Tuesday, January 9, 2024

Doing For Oneself

And at the risk of coming across a broken record (albeit one with a very long cycle time), when someone comes to view themselves as essential to the well-being of another person or persons, they view what is best for themselves as also being in the direct interest of those they are looking after. To fall back on my Good Shepherd analogy yet again, a shepherd may be utterly convinced that sacrificing one or two of the animals in the flock to save themselves is the best thing for the flock. After all, where would they be without the shepherd? And so even if the shepherd aids themselves at the direct expense of their charges, the flock is still better off than it would be under the alternative.
Minding the Flock
I was reminded of this when I was reading a news story about the nakedly self-serving provisions that organizations like the American Farm Bureau Federation, U.S. Wheat Associates and the National Association of Wheat Growers want to see encoded into law as part of the "American Farmers Feed the World Act." The simple description is that it would prevent a federal program called Food For Peace from giving money or vouchers to recipients. It would also prevent the program from buying food locally in the countries where it works. Instead it would require that the program's budget be used to buy food from American farmers, and use American companies to export it out. It would also move the program from the United States Agency for International Development to the Department of Agriculture.
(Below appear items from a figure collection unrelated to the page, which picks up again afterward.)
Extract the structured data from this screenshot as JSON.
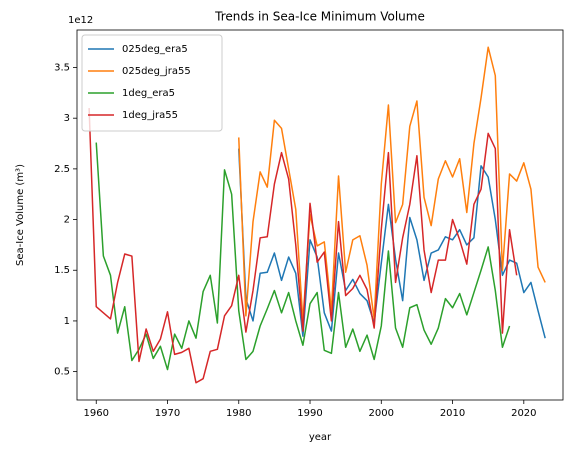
{
  "chart_data": {
    "type": "line",
    "title": "Trends in Sea-Ice Minimum Volume",
    "xlabel": "year",
    "ylabel": "Sea-Ice Volume (m³)",
    "offset_label": "1e12",
    "x": [
      1959,
      1960,
      1961,
      1962,
      1963,
      1964,
      1965,
      1966,
      1967,
      1968,
      1969,
      1970,
      1971,
      1972,
      1973,
      1974,
      1975,
      1976,
      1977,
      1978,
      1979,
      1980,
      1981,
      1982,
      1983,
      1984,
      1985,
      1986,
      1987,
      1988,
      1989,
      1990,
      1991,
      1992,
      1993,
      1994,
      1995,
      1996,
      1997,
      1998,
      1999,
      2000,
      2001,
      2002,
      2003,
      2004,
      2005,
      2006,
      2007,
      2008,
      2009,
      2010,
      2011,
      2012,
      2013,
      2014,
      2015,
      2016,
      2017,
      2018,
      2019,
      2020,
      2021,
      2022,
      2023
    ],
    "series": [
      {
        "name": "025deg_era5",
        "color": "#1f77b4",
        "values": [
          null,
          null,
          null,
          null,
          null,
          null,
          null,
          null,
          null,
          null,
          null,
          null,
          null,
          null,
          null,
          null,
          null,
          null,
          null,
          null,
          null,
          2.7,
          1.22,
          1.0,
          1.47,
          1.48,
          1.67,
          1.4,
          1.63,
          1.47,
          0.85,
          1.8,
          1.63,
          1.08,
          0.9,
          1.67,
          1.3,
          1.41,
          1.27,
          1.2,
          0.98,
          1.57,
          2.15,
          1.61,
          1.2,
          2.02,
          1.8,
          1.4,
          1.67,
          1.7,
          1.83,
          1.8,
          1.9,
          1.75,
          1.82,
          2.53,
          2.42,
          2.0,
          1.45,
          1.6,
          1.57,
          1.28,
          1.38,
          1.1,
          0.83
        ]
      },
      {
        "name": "025deg_jra55",
        "color": "#ff7f0e",
        "values": [
          null,
          null,
          null,
          null,
          null,
          null,
          null,
          null,
          null,
          null,
          null,
          null,
          null,
          null,
          null,
          null,
          null,
          null,
          null,
          null,
          null,
          2.81,
          1.05,
          1.98,
          2.47,
          2.32,
          2.98,
          2.9,
          2.5,
          2.1,
          1.0,
          2.05,
          1.74,
          1.78,
          1.1,
          2.43,
          1.48,
          1.8,
          1.84,
          1.55,
          1.02,
          2.35,
          3.13,
          1.97,
          2.15,
          2.92,
          3.17,
          2.22,
          1.94,
          2.4,
          2.58,
          2.42,
          2.6,
          2.07,
          2.75,
          3.2,
          3.7,
          3.42,
          1.5,
          2.45,
          2.38,
          2.56,
          2.3,
          1.53,
          1.38
        ]
      },
      {
        "name": "1deg_era5",
        "color": "#2ca02c",
        "values": [
          null,
          2.76,
          1.64,
          1.45,
          0.88,
          1.14,
          0.61,
          0.72,
          0.87,
          0.63,
          0.75,
          0.52,
          0.87,
          0.73,
          1.0,
          0.83,
          1.29,
          1.45,
          0.98,
          2.49,
          2.25,
          1.1,
          0.62,
          0.7,
          0.95,
          1.12,
          1.3,
          1.08,
          1.28,
          1.0,
          0.76,
          1.17,
          1.28,
          0.71,
          0.68,
          1.28,
          0.74,
          0.92,
          0.7,
          0.86,
          0.62,
          0.95,
          1.69,
          0.93,
          0.74,
          1.13,
          1.16,
          0.91,
          0.77,
          0.93,
          1.22,
          1.13,
          1.27,
          1.06,
          1.28,
          1.5,
          1.73,
          1.3,
          0.74,
          0.95,
          null,
          null,
          null,
          null,
          null
        ]
      },
      {
        "name": "1deg_jra55",
        "color": "#d62728",
        "values": [
          3.1,
          1.14,
          1.08,
          1.02,
          1.38,
          1.66,
          1.64,
          0.6,
          0.92,
          0.7,
          0.82,
          1.09,
          0.67,
          0.69,
          0.73,
          0.39,
          0.43,
          0.7,
          0.72,
          1.05,
          1.15,
          1.45,
          0.89,
          1.3,
          1.82,
          1.83,
          2.35,
          2.66,
          2.4,
          1.75,
          0.9,
          2.16,
          1.58,
          1.68,
          1.0,
          1.98,
          1.25,
          1.32,
          1.45,
          1.31,
          0.93,
          1.9,
          2.66,
          1.38,
          1.82,
          2.15,
          2.63,
          1.7,
          1.28,
          1.6,
          1.6,
          2.0,
          1.8,
          1.56,
          2.15,
          2.3,
          2.85,
          2.7,
          0.88,
          1.9,
          1.45,
          null,
          null,
          null,
          null
        ]
      }
    ],
    "xlim": [
      1957.3,
      2025.5
    ],
    "ylim": [
      0.22,
      3.87
    ],
    "xticks": [
      1960,
      1970,
      1980,
      1990,
      2000,
      2010,
      2020
    ],
    "yticks": [
      0.5,
      1.0,
      1.5,
      2.0,
      2.5,
      3.0,
      3.5
    ],
    "legend": "upper-left",
    "grid": false
  }
}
One could see U.S. Wheat Associates and its allies as being deliberately greedy, backing approaches that work to entrench poverty abroad, rather than fighting it, with the full intention of lining their pockets at taxpayer expense. But I suspect that, as with the Good Shepherd analogy that I keep coming back to, that leaders in American agribusiness see this not as helping themselves, but as helping everyone. And I suspect that this is something that a lot of people outside of the United States realize about it; the tendency to see itself as indispensable to the world. And so the United States see aggressively looking after it own interests as something that it's doing for the world at large.
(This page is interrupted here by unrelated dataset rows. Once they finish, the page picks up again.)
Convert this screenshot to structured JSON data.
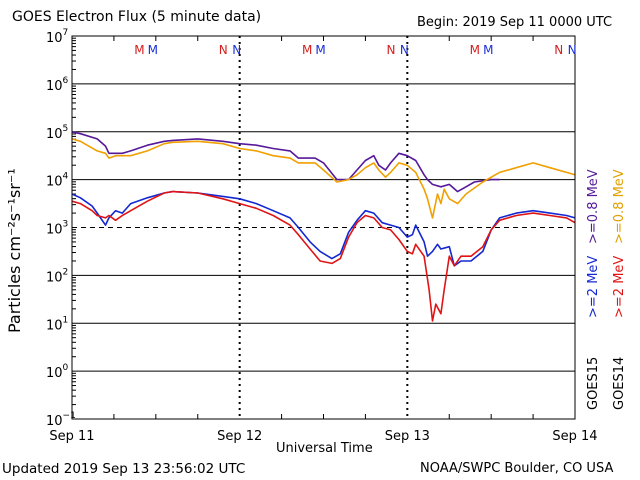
{
  "header": {
    "title": "GOES Electron Flux (5 minute data)",
    "begin": "Begin: 2019 Sep 11 0000 UTC"
  },
  "footer": {
    "updated": "Updated 2019 Sep 13 23:56:02 UTC",
    "credit": "NOAA/SWPC Boulder, CO USA"
  },
  "legend": {
    "g15_label": "GOES15",
    "g14_label": "GOES14",
    "g15_08": ">=0.8 MeV",
    "g14_08": ">=0.8 MeV",
    "g15_2": ">=2 MeV",
    "g14_2": ">=2 MeV"
  },
  "colors": {
    "g15_08": "#55199a",
    "g14_08": "#f0a000",
    "g15_2": "#1428d2",
    "g14_2": "#e01414",
    "m_marker": "#d62020",
    "n_marker": "#1a2ed8"
  },
  "markers": [
    {
      "label": "M",
      "x": 0.42,
      "color": "m_marker"
    },
    {
      "label": "M",
      "x": 0.5,
      "color": "n_marker"
    },
    {
      "label": "N",
      "x": 0.92,
      "color": "m_marker"
    },
    {
      "label": "N",
      "x": 1.0,
      "color": "n_marker"
    },
    {
      "label": "M",
      "x": 1.42,
      "color": "m_marker"
    },
    {
      "label": "M",
      "x": 1.5,
      "color": "n_marker"
    },
    {
      "label": "N",
      "x": 1.92,
      "color": "m_marker"
    },
    {
      "label": "N",
      "x": 2.0,
      "color": "n_marker"
    },
    {
      "label": "M",
      "x": 2.42,
      "color": "m_marker"
    },
    {
      "label": "M",
      "x": 2.5,
      "color": "n_marker"
    },
    {
      "label": "N",
      "x": 2.92,
      "color": "m_marker"
    },
    {
      "label": "N",
      "x": 3.0,
      "color": "n_marker"
    }
  ],
  "chart_data": {
    "type": "line",
    "xlabel": "Universal Time",
    "ylabel": "Particles cm⁻²s⁻¹sr⁻¹",
    "x_unit": "days since 2019 Sep 11 00:00 UTC",
    "xlim": [
      0,
      3
    ],
    "ylim_exp": [
      -1,
      7
    ],
    "y_scale": "log10",
    "x_ticks": [
      {
        "x": 0,
        "label": "Sep 11"
      },
      {
        "x": 1,
        "label": "Sep 12"
      },
      {
        "x": 2,
        "label": "Sep 13"
      },
      {
        "x": 3,
        "label": "Sep 14"
      }
    ],
    "y_ticks": [
      {
        "exp": 7,
        "label": "7"
      },
      {
        "exp": 6,
        "label": "6"
      },
      {
        "exp": 5,
        "label": "5"
      },
      {
        "exp": 4,
        "label": "4"
      },
      {
        "exp": 3,
        "label": "3"
      },
      {
        "exp": 2,
        "label": "2"
      },
      {
        "exp": 1,
        "label": "1"
      },
      {
        "exp": 0,
        "label": "0"
      },
      {
        "exp": -1,
        "label": "−1"
      }
    ],
    "threshold_exp": 3,
    "series": [
      {
        "name": "GOES15 >=0.8 MeV",
        "color": "g15_08",
        "points": [
          [
            0,
            5.0
          ],
          [
            0.05,
            4.96
          ],
          [
            0.15,
            4.85
          ],
          [
            0.2,
            4.7
          ],
          [
            0.22,
            4.55
          ],
          [
            0.26,
            4.55
          ],
          [
            0.3,
            4.55
          ],
          [
            0.35,
            4.6
          ],
          [
            0.45,
            4.72
          ],
          [
            0.55,
            4.8
          ],
          [
            0.6,
            4.82
          ],
          [
            0.75,
            4.85
          ],
          [
            0.9,
            4.8
          ],
          [
            1.0,
            4.75
          ],
          [
            1.1,
            4.72
          ],
          [
            1.2,
            4.65
          ],
          [
            1.3,
            4.6
          ],
          [
            1.35,
            4.45
          ],
          [
            1.45,
            4.45
          ],
          [
            1.5,
            4.35
          ],
          [
            1.58,
            4.0
          ],
          [
            1.65,
            4.0
          ],
          [
            1.7,
            4.2
          ],
          [
            1.75,
            4.4
          ],
          [
            1.8,
            4.5
          ],
          [
            1.83,
            4.3
          ],
          [
            1.87,
            4.2
          ],
          [
            1.9,
            4.35
          ],
          [
            1.95,
            4.55
          ],
          [
            2.0,
            4.5
          ],
          [
            2.05,
            4.4
          ],
          [
            2.1,
            4.1
          ],
          [
            2.12,
            4.0
          ],
          [
            2.15,
            3.9
          ],
          [
            2.2,
            3.85
          ],
          [
            2.25,
            3.9
          ],
          [
            2.3,
            3.75
          ],
          [
            2.35,
            3.85
          ],
          [
            2.4,
            3.95
          ],
          [
            2.5,
            4.0
          ],
          [
            2.55,
            4.0
          ]
        ]
      },
      {
        "name": "GOES14 >=0.8 MeV",
        "color": "g14_08",
        "points": [
          [
            0,
            4.85
          ],
          [
            0.05,
            4.8
          ],
          [
            0.15,
            4.6
          ],
          [
            0.2,
            4.55
          ],
          [
            0.22,
            4.45
          ],
          [
            0.26,
            4.5
          ],
          [
            0.3,
            4.5
          ],
          [
            0.35,
            4.5
          ],
          [
            0.45,
            4.6
          ],
          [
            0.55,
            4.75
          ],
          [
            0.6,
            4.78
          ],
          [
            0.75,
            4.8
          ],
          [
            0.9,
            4.75
          ],
          [
            1.0,
            4.65
          ],
          [
            1.1,
            4.6
          ],
          [
            1.2,
            4.5
          ],
          [
            1.3,
            4.45
          ],
          [
            1.35,
            4.35
          ],
          [
            1.45,
            4.35
          ],
          [
            1.5,
            4.2
          ],
          [
            1.58,
            3.95
          ],
          [
            1.65,
            4.0
          ],
          [
            1.7,
            4.1
          ],
          [
            1.75,
            4.25
          ],
          [
            1.8,
            4.35
          ],
          [
            1.83,
            4.2
          ],
          [
            1.87,
            4.05
          ],
          [
            1.9,
            4.15
          ],
          [
            1.95,
            4.35
          ],
          [
            2.0,
            4.3
          ],
          [
            2.05,
            4.15
          ],
          [
            2.1,
            3.8
          ],
          [
            2.12,
            3.6
          ],
          [
            2.15,
            3.2
          ],
          [
            2.18,
            3.7
          ],
          [
            2.2,
            3.5
          ],
          [
            2.22,
            3.8
          ],
          [
            2.25,
            3.6
          ],
          [
            2.3,
            3.5
          ],
          [
            2.35,
            3.7
          ],
          [
            2.45,
            3.95
          ],
          [
            2.55,
            4.15
          ],
          [
            2.65,
            4.25
          ],
          [
            2.75,
            4.35
          ],
          [
            2.85,
            4.25
          ],
          [
            2.95,
            4.15
          ],
          [
            3.0,
            4.1
          ]
        ]
      },
      {
        "name": "GOES15 >=2 MeV",
        "color": "g15_2",
        "points": [
          [
            0,
            3.7
          ],
          [
            0.05,
            3.62
          ],
          [
            0.12,
            3.45
          ],
          [
            0.15,
            3.3
          ],
          [
            0.2,
            3.05
          ],
          [
            0.22,
            3.2
          ],
          [
            0.26,
            3.35
          ],
          [
            0.3,
            3.3
          ],
          [
            0.35,
            3.5
          ],
          [
            0.45,
            3.62
          ],
          [
            0.55,
            3.72
          ],
          [
            0.6,
            3.75
          ],
          [
            0.75,
            3.72
          ],
          [
            0.9,
            3.65
          ],
          [
            1.0,
            3.6
          ],
          [
            1.1,
            3.5
          ],
          [
            1.2,
            3.35
          ],
          [
            1.3,
            3.2
          ],
          [
            1.35,
            3.0
          ],
          [
            1.42,
            2.7
          ],
          [
            1.48,
            2.5
          ],
          [
            1.55,
            2.35
          ],
          [
            1.6,
            2.45
          ],
          [
            1.65,
            2.9
          ],
          [
            1.7,
            3.15
          ],
          [
            1.75,
            3.35
          ],
          [
            1.8,
            3.3
          ],
          [
            1.85,
            3.1
          ],
          [
            1.9,
            3.05
          ],
          [
            1.95,
            3.0
          ],
          [
            2.0,
            2.8
          ],
          [
            2.03,
            2.85
          ],
          [
            2.05,
            3.05
          ],
          [
            2.1,
            2.7
          ],
          [
            2.12,
            2.4
          ],
          [
            2.15,
            2.5
          ],
          [
            2.18,
            2.65
          ],
          [
            2.2,
            2.55
          ],
          [
            2.25,
            2.6
          ],
          [
            2.28,
            2.2
          ],
          [
            2.32,
            2.3
          ],
          [
            2.38,
            2.3
          ],
          [
            2.45,
            2.5
          ],
          [
            2.5,
            2.95
          ],
          [
            2.55,
            3.2
          ],
          [
            2.65,
            3.3
          ],
          [
            2.75,
            3.35
          ],
          [
            2.85,
            3.3
          ],
          [
            2.95,
            3.25
          ],
          [
            3.0,
            3.2
          ]
        ]
      },
      {
        "name": "GOES14 >=2 MeV",
        "color": "g14_2",
        "points": [
          [
            0,
            3.55
          ],
          [
            0.05,
            3.5
          ],
          [
            0.12,
            3.35
          ],
          [
            0.15,
            3.25
          ],
          [
            0.2,
            3.2
          ],
          [
            0.22,
            3.25
          ],
          [
            0.26,
            3.15
          ],
          [
            0.3,
            3.25
          ],
          [
            0.35,
            3.35
          ],
          [
            0.45,
            3.55
          ],
          [
            0.55,
            3.72
          ],
          [
            0.6,
            3.75
          ],
          [
            0.75,
            3.72
          ],
          [
            0.9,
            3.6
          ],
          [
            1.0,
            3.5
          ],
          [
            1.1,
            3.4
          ],
          [
            1.2,
            3.25
          ],
          [
            1.3,
            3.05
          ],
          [
            1.35,
            2.85
          ],
          [
            1.42,
            2.55
          ],
          [
            1.48,
            2.3
          ],
          [
            1.55,
            2.25
          ],
          [
            1.6,
            2.35
          ],
          [
            1.65,
            2.8
          ],
          [
            1.7,
            3.1
          ],
          [
            1.75,
            3.25
          ],
          [
            1.8,
            3.2
          ],
          [
            1.85,
            3.0
          ],
          [
            1.9,
            2.95
          ],
          [
            1.95,
            2.75
          ],
          [
            2.0,
            2.5
          ],
          [
            2.03,
            2.45
          ],
          [
            2.05,
            2.65
          ],
          [
            2.1,
            2.4
          ],
          [
            2.13,
            1.7
          ],
          [
            2.15,
            1.05
          ],
          [
            2.17,
            1.4
          ],
          [
            2.2,
            1.2
          ],
          [
            2.22,
            1.7
          ],
          [
            2.25,
            2.4
          ],
          [
            2.28,
            2.2
          ],
          [
            2.32,
            2.4
          ],
          [
            2.38,
            2.4
          ],
          [
            2.45,
            2.6
          ],
          [
            2.5,
            2.95
          ],
          [
            2.55,
            3.15
          ],
          [
            2.65,
            3.25
          ],
          [
            2.75,
            3.3
          ],
          [
            2.85,
            3.25
          ],
          [
            2.95,
            3.2
          ],
          [
            3.0,
            3.1
          ]
        ]
      }
    ]
  }
}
Of course, this way of looking at the world (and, perhaps, avoiding looking at oneself) existed prior to the formation of the United States, and it will exist even once the United States has passed into history. What's interesting about it is how open it all is. The fact that the United States effectively dumps commodities (clothing being another big one) on poor nations in a manner that crushes their local industries (and therefore, hampers their ability to lift themselves out of poverty) has been known, and talked about, for years. The piece on the NPR website is far from the first time that I've read about it.

Of course, a sense of entitlement also fits the bill. I'm sure that if one were to ask advocates for American agribusiness, they would rather confidently claim that American farmers are deserving of the aid money that is funneled to them, even it means that it's spent less efficiently than it could be. After all, what good is being exceptional, if it doesn't come with financial benefit.